12. Never take a selfie, especially when flying a plane.
Is that a photo of the world’s second-worst airline pilot, behind only Denzel Washington’s Whip Whitaker from the movie Flight? Nope, it’s a phony. The photo purports to show Brazilian pilot Daniel Ganso taking a selfie while hanging out of the cockpit mid-flight. In reality, the photo was taken on the ground and later doctor. Ganso admitted as much.
13. The black lion is lyin’.
To be clear, black lions should exist. They look cool as hell, and “Black Lion” sounds like the greatest 80’s punk band you’ve never heard of. But unlike a MacBook Pro laptop or a Gameboy Pocket, lions don’t come in black. The black lion is a doctored photo that shows the just-as-impressive and rare white lion.
14. The Jolly Green Fraud
Whoa! It looks like the story of Jack and the Beanstalk might be based in fact! Or not. Supposedly, this photo shows the discovery of a literal giant, but it was created for yet another photoshop contest.
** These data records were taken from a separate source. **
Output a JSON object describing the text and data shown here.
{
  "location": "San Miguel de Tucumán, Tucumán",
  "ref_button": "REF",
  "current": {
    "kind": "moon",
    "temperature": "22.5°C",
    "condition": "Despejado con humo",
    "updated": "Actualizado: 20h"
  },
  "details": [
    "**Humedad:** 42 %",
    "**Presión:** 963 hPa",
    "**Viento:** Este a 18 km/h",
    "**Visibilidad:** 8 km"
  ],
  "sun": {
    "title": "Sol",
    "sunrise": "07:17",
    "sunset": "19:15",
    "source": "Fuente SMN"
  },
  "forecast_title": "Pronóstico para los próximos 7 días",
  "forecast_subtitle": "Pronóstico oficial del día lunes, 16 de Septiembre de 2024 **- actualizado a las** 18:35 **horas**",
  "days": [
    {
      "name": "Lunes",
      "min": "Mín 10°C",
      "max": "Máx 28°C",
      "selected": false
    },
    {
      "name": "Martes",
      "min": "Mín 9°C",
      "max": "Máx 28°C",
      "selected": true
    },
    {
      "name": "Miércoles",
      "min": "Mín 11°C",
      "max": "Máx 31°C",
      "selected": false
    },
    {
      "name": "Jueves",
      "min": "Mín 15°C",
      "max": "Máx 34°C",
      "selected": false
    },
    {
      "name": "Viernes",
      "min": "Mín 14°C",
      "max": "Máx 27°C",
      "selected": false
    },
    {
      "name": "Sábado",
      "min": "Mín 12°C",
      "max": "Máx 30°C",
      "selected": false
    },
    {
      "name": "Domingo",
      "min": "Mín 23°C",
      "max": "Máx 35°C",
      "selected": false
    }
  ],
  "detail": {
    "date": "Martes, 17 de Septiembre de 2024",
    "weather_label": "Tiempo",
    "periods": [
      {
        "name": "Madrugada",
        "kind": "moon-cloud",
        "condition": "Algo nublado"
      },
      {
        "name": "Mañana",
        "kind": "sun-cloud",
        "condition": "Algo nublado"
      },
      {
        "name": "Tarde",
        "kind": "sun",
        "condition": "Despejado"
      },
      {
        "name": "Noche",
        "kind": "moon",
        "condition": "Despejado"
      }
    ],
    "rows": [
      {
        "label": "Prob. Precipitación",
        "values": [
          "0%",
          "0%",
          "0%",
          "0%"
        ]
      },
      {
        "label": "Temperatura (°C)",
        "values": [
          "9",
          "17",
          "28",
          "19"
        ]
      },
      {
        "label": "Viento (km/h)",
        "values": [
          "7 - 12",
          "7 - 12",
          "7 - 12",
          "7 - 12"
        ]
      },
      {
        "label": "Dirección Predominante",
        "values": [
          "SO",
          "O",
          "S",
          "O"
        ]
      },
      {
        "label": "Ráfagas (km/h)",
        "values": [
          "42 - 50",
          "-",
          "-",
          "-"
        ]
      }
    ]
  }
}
The real photo depicted the excavation of a mastodon in upstate New York. This time, not only did the public get fooled, but actual news sources did as well. Back in 2004, The New Nation, a paper in Bangladesh reported on the giant skeleton as if it were real.
15. It doesn’t take an Einstein to know this one’s fake.
The photo of Einstein on the bike was taken in Santa Barbara in 1933. The mushroom cloud photo was taken at the Frenchman Flat test site in 1962, seven years after Einstein’s death. So unless ol’ Albert secretly invented time travel, this never happened.